Another concern for Frierson is how to handle private money invested by the individual into his or her pension.

"Whether they commit a crime or not, they have money from their own pocket in there," Frierson said. "How are we going to deal with that?"

However, Fillingane explained PERS is a large trust fund that is mostly invested in the stock market. That means, in addition to Mississippi paying its required portion of every pension, the state also uses tax dollars to prop up PERS during national economic downturns.

"I would say at least five or six times in 17 years where the PERS group would come to the legislature and say 'hey guys we need an infusion of state general tax dollars to help solidify our fund,'" Fillingane said. "Probably four or five years ago, we did a general appropriations to PERS probably in the $20 to $30 million dollar range, and so it's not a small amount of money when we do have to infuse cash into the PERS system. So anyone who says it's all paid in by the individual, well that's not true. The state does have to pay the state share, and then on top of that, we infuse cash from time to time, like in emergency fashion, to shore up the funds in bad economic times."

Pickering said, "We're not talking small potatoes here. Significant dollars that belong to the taxpayers are being absconded by people who have already betrayed their trust to the tune of hundreds and millions of dollars."

When asked about the state paying a portion of state employee pensions, Frierson said, "Mississippi probably has the most generous state match in the country at about 15 percent, and the individual matches at a little over nine percent."

Seven on Your Side asked Frierson if that ratio would play into the state's ability to revoke pensions.

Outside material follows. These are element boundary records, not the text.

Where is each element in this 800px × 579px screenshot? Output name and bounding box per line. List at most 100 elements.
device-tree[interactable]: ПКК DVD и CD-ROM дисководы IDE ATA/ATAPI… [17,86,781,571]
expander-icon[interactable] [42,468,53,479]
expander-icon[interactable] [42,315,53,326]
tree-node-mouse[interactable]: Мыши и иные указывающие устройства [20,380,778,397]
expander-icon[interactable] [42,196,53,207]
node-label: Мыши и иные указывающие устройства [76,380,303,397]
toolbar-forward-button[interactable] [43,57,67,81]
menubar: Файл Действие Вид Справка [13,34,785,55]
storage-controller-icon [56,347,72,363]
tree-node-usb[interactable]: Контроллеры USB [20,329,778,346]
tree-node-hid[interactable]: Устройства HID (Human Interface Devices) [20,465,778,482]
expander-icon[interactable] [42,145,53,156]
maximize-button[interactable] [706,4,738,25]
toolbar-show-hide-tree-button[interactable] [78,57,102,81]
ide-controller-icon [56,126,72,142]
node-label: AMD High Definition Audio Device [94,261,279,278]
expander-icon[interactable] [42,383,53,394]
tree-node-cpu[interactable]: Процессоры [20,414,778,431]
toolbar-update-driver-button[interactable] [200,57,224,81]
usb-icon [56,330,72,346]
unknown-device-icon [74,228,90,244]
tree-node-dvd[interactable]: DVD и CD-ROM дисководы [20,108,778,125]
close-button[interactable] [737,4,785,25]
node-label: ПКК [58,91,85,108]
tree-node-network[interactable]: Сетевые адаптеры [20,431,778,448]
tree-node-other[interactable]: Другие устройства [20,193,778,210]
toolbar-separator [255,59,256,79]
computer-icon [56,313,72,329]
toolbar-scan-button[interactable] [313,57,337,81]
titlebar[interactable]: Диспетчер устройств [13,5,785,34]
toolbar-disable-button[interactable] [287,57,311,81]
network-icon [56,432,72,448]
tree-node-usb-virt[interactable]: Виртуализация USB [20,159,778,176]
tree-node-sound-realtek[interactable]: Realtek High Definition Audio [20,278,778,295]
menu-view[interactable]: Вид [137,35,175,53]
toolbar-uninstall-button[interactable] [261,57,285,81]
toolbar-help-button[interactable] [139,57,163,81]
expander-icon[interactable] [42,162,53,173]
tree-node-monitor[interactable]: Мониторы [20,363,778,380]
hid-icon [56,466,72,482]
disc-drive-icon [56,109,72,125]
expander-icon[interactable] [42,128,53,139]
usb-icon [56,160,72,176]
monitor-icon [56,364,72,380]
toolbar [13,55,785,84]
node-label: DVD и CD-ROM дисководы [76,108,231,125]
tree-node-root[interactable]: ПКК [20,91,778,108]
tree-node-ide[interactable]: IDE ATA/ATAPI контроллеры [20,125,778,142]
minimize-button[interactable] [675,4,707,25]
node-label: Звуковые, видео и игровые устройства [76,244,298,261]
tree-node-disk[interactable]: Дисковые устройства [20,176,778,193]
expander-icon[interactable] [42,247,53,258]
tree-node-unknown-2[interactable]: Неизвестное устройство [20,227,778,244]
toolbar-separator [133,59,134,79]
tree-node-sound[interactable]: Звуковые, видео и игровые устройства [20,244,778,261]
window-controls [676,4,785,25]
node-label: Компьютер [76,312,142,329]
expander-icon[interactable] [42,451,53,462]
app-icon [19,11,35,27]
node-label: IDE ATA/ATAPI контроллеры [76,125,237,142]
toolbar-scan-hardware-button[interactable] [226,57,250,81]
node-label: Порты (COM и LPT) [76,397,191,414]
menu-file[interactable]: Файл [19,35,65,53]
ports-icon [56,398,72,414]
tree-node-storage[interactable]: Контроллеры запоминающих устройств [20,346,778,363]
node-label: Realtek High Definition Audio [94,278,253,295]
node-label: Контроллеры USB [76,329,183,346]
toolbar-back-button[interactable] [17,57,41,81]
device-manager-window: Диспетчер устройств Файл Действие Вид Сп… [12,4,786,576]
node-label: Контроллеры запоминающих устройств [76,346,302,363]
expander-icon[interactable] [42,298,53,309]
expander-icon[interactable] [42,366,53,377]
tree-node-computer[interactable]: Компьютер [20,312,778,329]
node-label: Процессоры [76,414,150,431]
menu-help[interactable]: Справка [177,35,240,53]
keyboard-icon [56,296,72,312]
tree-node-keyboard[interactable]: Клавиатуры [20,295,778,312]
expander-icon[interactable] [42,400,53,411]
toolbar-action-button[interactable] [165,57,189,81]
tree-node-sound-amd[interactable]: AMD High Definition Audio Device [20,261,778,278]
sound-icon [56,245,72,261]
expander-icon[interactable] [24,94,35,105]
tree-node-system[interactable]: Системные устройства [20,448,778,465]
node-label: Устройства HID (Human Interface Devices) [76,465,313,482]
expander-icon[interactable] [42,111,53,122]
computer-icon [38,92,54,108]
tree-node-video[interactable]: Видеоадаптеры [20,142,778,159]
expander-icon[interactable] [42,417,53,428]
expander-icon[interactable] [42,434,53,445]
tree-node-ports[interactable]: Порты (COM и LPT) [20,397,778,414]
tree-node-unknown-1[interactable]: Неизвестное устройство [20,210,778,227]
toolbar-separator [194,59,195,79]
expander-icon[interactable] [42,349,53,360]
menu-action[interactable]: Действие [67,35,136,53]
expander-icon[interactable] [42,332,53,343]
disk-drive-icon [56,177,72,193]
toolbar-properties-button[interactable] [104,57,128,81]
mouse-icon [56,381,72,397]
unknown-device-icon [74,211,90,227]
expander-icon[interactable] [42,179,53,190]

"It would give you cause to do it, but like I say, every bill I've seen drafted so far was aimed at the beneficiaries as well as the person who might have committed the crime," Frierson said. "So that needs to be addressed. I mean a lot of thought has to be put into this other than just, you know, somebody reads something in the newspaper where somebody's been bad and thinks they're going to pass a good law that's going to stop people from being bad. It's not the laws that stop people from doing bad things, they choose. So you can only put so many roadblocks up there. You'd think prison would be enough of a road block."

"What is the penalty?" Pickering asked. "There has to be some penalty, some consequences, and if we're not going to keep them in jail doing hard time because they're nonviolent, because many of them this is their first offense, then there has to be some really financial penalties in place. Not just the principle, not just the interest on the money that they stole and not just covering our investigative cost. You know, we've recovered over $24 million dollars in eight years. There ought to be some true penalty and fine in place, and this is one way that we could really put some teeth in Mississippi law."

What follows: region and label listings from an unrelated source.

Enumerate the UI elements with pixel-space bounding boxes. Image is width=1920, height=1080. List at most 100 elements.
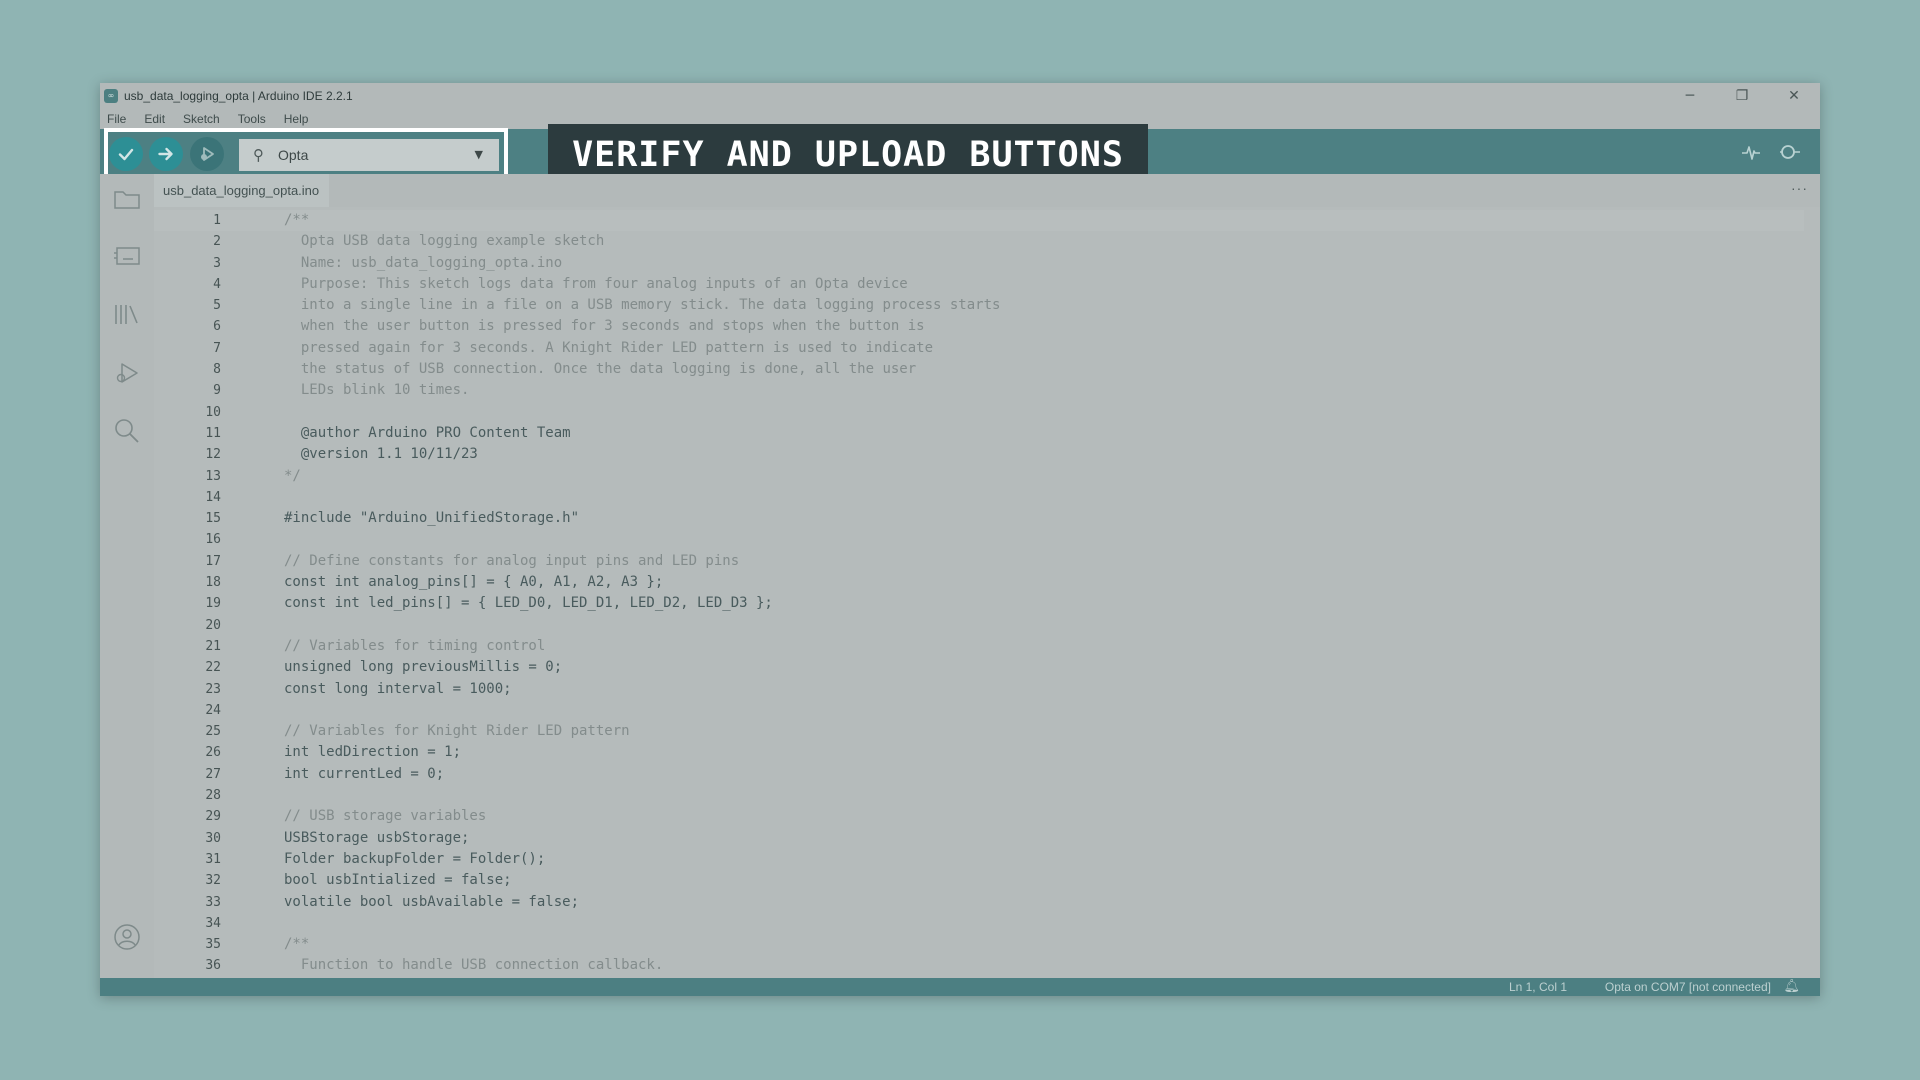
menu-edit[interactable]: Edit bbox=[144, 112, 165, 126]
menu-file[interactable]: File bbox=[107, 112, 126, 126]
search-button[interactable] bbox=[112, 416, 142, 446]
line-number: 16 bbox=[205, 532, 221, 548]
code-line[interactable] bbox=[284, 402, 1000, 423]
serial-monitor-button[interactable] bbox=[1778, 141, 1802, 168]
code-line[interactable]: const int analog_pins[] = { A0, A1, A2, … bbox=[284, 572, 1000, 593]
code-line[interactable]: volatile bool usbAvailable = false; bbox=[284, 892, 1000, 913]
line-number: 35 bbox=[205, 937, 221, 953]
code-line[interactable]: */ bbox=[284, 466, 1000, 487]
line-number: 1 bbox=[213, 213, 221, 228]
line-number: 26 bbox=[205, 745, 221, 761]
line-number: 18 bbox=[205, 575, 221, 591]
line-number: 4 bbox=[213, 276, 221, 292]
code-line[interactable]: Function to handle USB connection callba… bbox=[284, 955, 1000, 976]
code-line[interactable] bbox=[284, 913, 1000, 934]
code-line[interactable]: @author Arduino PRO Content Team bbox=[284, 423, 1000, 444]
window-controls: ─ ❐ ✕ bbox=[1664, 83, 1820, 109]
board-status[interactable]: Opta on COM7 [not connected] bbox=[1605, 980, 1771, 994]
code-line[interactable]: /** bbox=[284, 210, 1000, 231]
minimize-button[interactable]: ─ bbox=[1664, 83, 1716, 109]
line-number: 10 bbox=[205, 404, 221, 420]
folder-icon bbox=[114, 191, 140, 209]
code-line[interactable]: // Define constants for analog input pin… bbox=[284, 551, 1000, 572]
line-number: 5 bbox=[213, 298, 221, 314]
line-number: 11 bbox=[205, 425, 221, 441]
serial-plotter-button[interactable] bbox=[1740, 141, 1762, 168]
code-line[interactable]: Name: usb_data_logging_opta.ino bbox=[284, 253, 1000, 274]
code-line[interactable]: /** bbox=[284, 934, 1000, 955]
line-number: 27 bbox=[205, 766, 221, 782]
cursor-position[interactable]: Ln 1, Col 1 bbox=[1509, 980, 1567, 994]
tab-sketch-file[interactable]: usb_data_logging_opta.ino bbox=[154, 174, 330, 207]
code-line[interactable]: when the user button is pressed for 3 se… bbox=[284, 316, 1000, 337]
code-line[interactable]: Folder backupFolder = Folder(); bbox=[284, 849, 1000, 870]
line-number: 23 bbox=[205, 681, 221, 697]
bell-icon[interactable]: 🔔︎ bbox=[1783, 979, 1800, 994]
menu-help[interactable]: Help bbox=[284, 112, 309, 126]
code-editor[interactable]: 1 2 3 4 5 6 7 8 9 10 11 12 13 14 15 16 17 18 19 20 21 22 23 24 2… bbox=[154, 207, 1820, 978]
code-line[interactable]: the status of USB connection. Once the d… bbox=[284, 359, 1000, 380]
line-number: 21 bbox=[205, 638, 221, 654]
boards-manager-button[interactable] bbox=[112, 241, 142, 271]
magnifier-icon bbox=[1780, 145, 1800, 159]
sidebar bbox=[100, 174, 154, 978]
code-line[interactable]: const int led_pins[] = { LED_D0, LED_D1,… bbox=[284, 593, 1000, 614]
code-line[interactable]: Purpose: This sketch logs data from four… bbox=[284, 274, 1000, 295]
code-line[interactable]: USBStorage usbStorage; bbox=[284, 828, 1000, 849]
account-icon bbox=[114, 924, 140, 950]
code-line[interactable] bbox=[284, 700, 1000, 721]
code-line[interactable]: unsigned long previousMillis = 0; bbox=[284, 657, 1000, 678]
code-line[interactable] bbox=[284, 615, 1000, 636]
code-line[interactable]: Opta USB data logging example sketch bbox=[284, 231, 1000, 252]
menu-sketch[interactable]: Sketch bbox=[183, 112, 220, 126]
status-bar: Ln 1, Col 1 Opta on COM7 [not connected]… bbox=[100, 978, 1820, 996]
line-number: 12 bbox=[205, 447, 221, 463]
library-icon bbox=[115, 305, 138, 324]
arduino-app-icon: ∞ bbox=[104, 89, 118, 103]
line-number: 7 bbox=[213, 340, 221, 356]
editor-scrollbar[interactable] bbox=[1794, 207, 1804, 978]
code-line[interactable]: // Variables for timing control bbox=[284, 636, 1000, 657]
window-title: usb_data_logging_opta | Arduino IDE 2.2.… bbox=[124, 89, 353, 103]
line-number: 28 bbox=[205, 788, 221, 804]
restore-button[interactable]: ❐ bbox=[1716, 83, 1768, 109]
code-line[interactable]: LEDs blink 10 times. bbox=[284, 380, 1000, 401]
tab-bar: usb_data_logging_opta.ino ··· bbox=[154, 174, 1820, 207]
code-line[interactable]: int ledDirection = 1; bbox=[284, 742, 1000, 763]
line-number: 3 bbox=[213, 255, 221, 271]
line-number: 25 bbox=[205, 724, 221, 740]
line-number: 9 bbox=[213, 383, 221, 399]
line-number: 33 bbox=[205, 894, 221, 910]
code-line[interactable]: const long interval = 1000; bbox=[284, 679, 1000, 700]
code-line[interactable]: into a single line in a file on a USB me… bbox=[284, 295, 1001, 316]
code-line[interactable] bbox=[284, 785, 1000, 806]
line-number: 24 bbox=[205, 702, 221, 718]
code-line[interactable]: int currentLed = 0; bbox=[284, 764, 1000, 785]
menu-tools[interactable]: Tools bbox=[238, 112, 266, 126]
code-line[interactable] bbox=[284, 487, 1000, 508]
code-content[interactable]: /** Opta USB data logging example sketch… bbox=[284, 210, 1000, 977]
close-button[interactable]: ✕ bbox=[1768, 83, 1820, 109]
line-number: 17 bbox=[205, 553, 221, 569]
code-line[interactable]: // USB storage variables bbox=[284, 806, 1000, 827]
code-line[interactable] bbox=[284, 529, 1000, 550]
line-number: 13 bbox=[205, 468, 221, 484]
more-tabs-button[interactable]: ··· bbox=[1791, 180, 1808, 196]
line-number: 20 bbox=[205, 617, 221, 633]
debugger-button[interactable] bbox=[112, 358, 142, 388]
line-number: 31 bbox=[205, 851, 221, 867]
sketchbook-button[interactable] bbox=[112, 184, 142, 214]
line-number: 34 bbox=[205, 915, 221, 931]
code-line[interactable]: @version 1.1 10/11/23 bbox=[284, 444, 1000, 465]
code-line[interactable]: bool usbIntialized = false; bbox=[284, 870, 1000, 891]
line-number: 15 bbox=[205, 511, 221, 527]
account-button[interactable] bbox=[112, 922, 142, 952]
code-line[interactable]: #include "Arduino_UnifiedStorage.h" bbox=[284, 508, 1000, 529]
search-icon bbox=[115, 419, 139, 443]
code-line[interactable]: pressed again for 3 seconds. A Knight Ri… bbox=[284, 338, 1000, 359]
line-number: 29 bbox=[205, 809, 221, 825]
library-manager-button[interactable] bbox=[112, 299, 142, 329]
line-number: 19 bbox=[205, 596, 221, 612]
code-line[interactable]: // Variables for Knight Rider LED patter… bbox=[284, 721, 1000, 742]
line-number: 32 bbox=[205, 873, 221, 889]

Frierson said he was not sure if similar legislation was being proposed this session.

"Haven't seen it yet," he said. "Haven't seen it. It may be out there, I'm not saying it's not. There's thousands, several thousand bills out there."

Rep. Greg Haney told Seven on Your Side he made some changes to his bill from last year, and resubmitted it as House Bill 385 this year. However, Haney said he was told by Frierson that "it will not come out of committee again."